A spokesperson for Yale University told The Independent the panel at the conference abided by the Goldwater rule during the discussions, but that the organiser was "troubled" by the "silencing of debate".

“The panel at Yale School of Medicine abided by ‘the Goldwater rule'. Eminent psychiatrists were invited to speak about whether there are other ethical rules that override it, as in ordinary practise," said the spokesperson.

"The organiser, Dr Bandy Lee, agrees with the Goldwater rule but is troubled by its recent expansion (as of March 16, 2017) and the silencing of debate. She hopes that the public and politicians will understand that mental health issues are not to be used as a weapon, just as other health issues are not.
"Dr Gartner was invited as an activist and was not on the actual panel.

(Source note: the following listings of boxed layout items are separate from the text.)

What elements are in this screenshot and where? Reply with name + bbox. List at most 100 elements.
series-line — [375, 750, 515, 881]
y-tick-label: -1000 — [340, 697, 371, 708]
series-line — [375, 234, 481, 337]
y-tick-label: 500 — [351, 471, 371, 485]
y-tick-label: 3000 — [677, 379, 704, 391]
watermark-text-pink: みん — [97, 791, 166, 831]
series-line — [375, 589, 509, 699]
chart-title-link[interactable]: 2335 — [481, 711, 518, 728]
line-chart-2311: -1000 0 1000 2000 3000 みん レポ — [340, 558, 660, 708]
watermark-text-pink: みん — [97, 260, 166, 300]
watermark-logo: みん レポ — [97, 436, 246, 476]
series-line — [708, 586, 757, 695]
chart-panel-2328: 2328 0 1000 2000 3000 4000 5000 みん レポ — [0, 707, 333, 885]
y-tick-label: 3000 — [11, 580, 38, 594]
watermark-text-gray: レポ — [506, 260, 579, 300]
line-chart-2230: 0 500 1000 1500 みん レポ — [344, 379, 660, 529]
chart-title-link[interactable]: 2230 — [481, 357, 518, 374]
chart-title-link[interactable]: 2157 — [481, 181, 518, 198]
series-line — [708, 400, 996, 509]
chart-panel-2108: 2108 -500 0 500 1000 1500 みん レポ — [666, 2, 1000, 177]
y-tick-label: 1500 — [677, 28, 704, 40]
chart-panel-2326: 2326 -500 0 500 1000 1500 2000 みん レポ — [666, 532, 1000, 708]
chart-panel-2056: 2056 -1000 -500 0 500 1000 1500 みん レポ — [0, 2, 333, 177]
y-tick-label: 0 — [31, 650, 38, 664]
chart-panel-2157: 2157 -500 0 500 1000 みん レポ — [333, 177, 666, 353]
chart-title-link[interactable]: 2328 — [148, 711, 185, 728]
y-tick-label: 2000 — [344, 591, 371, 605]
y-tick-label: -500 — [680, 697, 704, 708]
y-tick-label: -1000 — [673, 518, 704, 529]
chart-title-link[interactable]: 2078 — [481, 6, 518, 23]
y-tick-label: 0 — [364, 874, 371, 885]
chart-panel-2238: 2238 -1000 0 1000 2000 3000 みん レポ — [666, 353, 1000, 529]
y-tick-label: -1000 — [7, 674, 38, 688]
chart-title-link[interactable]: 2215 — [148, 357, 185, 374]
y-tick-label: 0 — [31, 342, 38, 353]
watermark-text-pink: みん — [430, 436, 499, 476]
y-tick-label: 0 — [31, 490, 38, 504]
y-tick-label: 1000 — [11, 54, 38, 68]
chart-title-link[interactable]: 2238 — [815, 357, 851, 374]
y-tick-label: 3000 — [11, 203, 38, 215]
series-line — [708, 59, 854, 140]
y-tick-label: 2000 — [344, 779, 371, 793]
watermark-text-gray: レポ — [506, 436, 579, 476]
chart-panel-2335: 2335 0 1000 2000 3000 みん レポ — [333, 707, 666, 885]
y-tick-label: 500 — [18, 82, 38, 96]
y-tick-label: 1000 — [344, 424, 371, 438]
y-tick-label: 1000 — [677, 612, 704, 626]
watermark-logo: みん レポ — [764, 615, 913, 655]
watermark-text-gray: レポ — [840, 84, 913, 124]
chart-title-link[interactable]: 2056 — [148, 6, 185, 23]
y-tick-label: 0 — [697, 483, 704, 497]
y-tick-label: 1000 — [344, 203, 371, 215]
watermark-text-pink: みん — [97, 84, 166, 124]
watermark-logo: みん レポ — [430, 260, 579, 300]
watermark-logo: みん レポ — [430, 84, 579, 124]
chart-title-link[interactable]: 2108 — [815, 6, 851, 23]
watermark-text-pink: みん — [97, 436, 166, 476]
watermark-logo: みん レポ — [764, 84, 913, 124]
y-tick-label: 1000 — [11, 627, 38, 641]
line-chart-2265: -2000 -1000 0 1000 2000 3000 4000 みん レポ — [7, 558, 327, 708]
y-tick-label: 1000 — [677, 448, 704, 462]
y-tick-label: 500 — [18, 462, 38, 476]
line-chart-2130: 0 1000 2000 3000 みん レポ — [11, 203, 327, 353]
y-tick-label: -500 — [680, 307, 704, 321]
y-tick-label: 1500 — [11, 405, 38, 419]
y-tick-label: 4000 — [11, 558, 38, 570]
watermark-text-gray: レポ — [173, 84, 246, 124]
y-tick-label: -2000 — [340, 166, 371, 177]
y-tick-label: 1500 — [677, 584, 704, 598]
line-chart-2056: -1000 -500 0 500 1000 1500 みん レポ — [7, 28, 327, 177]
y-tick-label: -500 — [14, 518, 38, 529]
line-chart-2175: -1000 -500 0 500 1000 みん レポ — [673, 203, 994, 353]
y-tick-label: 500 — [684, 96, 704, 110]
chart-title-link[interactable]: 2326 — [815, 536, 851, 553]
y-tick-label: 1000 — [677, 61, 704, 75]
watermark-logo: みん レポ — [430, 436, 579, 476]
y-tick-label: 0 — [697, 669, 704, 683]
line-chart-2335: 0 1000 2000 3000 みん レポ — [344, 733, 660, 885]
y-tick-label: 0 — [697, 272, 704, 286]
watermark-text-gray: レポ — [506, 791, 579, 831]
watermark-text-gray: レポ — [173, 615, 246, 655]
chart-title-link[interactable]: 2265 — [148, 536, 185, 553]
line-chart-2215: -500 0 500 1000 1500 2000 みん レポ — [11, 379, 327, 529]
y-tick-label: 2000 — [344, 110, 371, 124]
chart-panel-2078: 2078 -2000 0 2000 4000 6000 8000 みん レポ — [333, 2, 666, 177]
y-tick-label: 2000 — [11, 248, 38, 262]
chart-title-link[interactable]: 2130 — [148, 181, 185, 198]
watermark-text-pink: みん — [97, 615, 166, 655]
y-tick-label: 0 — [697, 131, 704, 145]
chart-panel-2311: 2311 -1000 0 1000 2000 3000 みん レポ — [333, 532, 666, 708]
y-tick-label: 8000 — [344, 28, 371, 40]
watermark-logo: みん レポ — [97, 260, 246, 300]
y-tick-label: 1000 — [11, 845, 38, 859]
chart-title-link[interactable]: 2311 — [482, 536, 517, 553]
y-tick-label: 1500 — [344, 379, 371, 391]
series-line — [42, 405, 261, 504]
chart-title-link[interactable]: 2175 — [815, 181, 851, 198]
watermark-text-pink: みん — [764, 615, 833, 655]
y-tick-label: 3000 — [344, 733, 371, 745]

The organiser emphasises that the event was independently organised and did not represent the views of Yale University or Yale School of Medicine.”

The doctors have said that even if it is in breach of tradition ethical standards of psychiatry, it was necessary to break their silence on the matter because they feared “too much is at stake”.

It is not the first time Mr Trump's mental health has been called into question. In February, Duty to Warn, which consists of psychiatrists, psychologists and social workers, signed an open letter warning that his mental state “makes him incapable of serving safely as president”.

The letter warned that the  President’s tendency to “distort reality” to fit his “personal myth of greatness” and attack those who challenge him with facts was likely to increase in a position of power.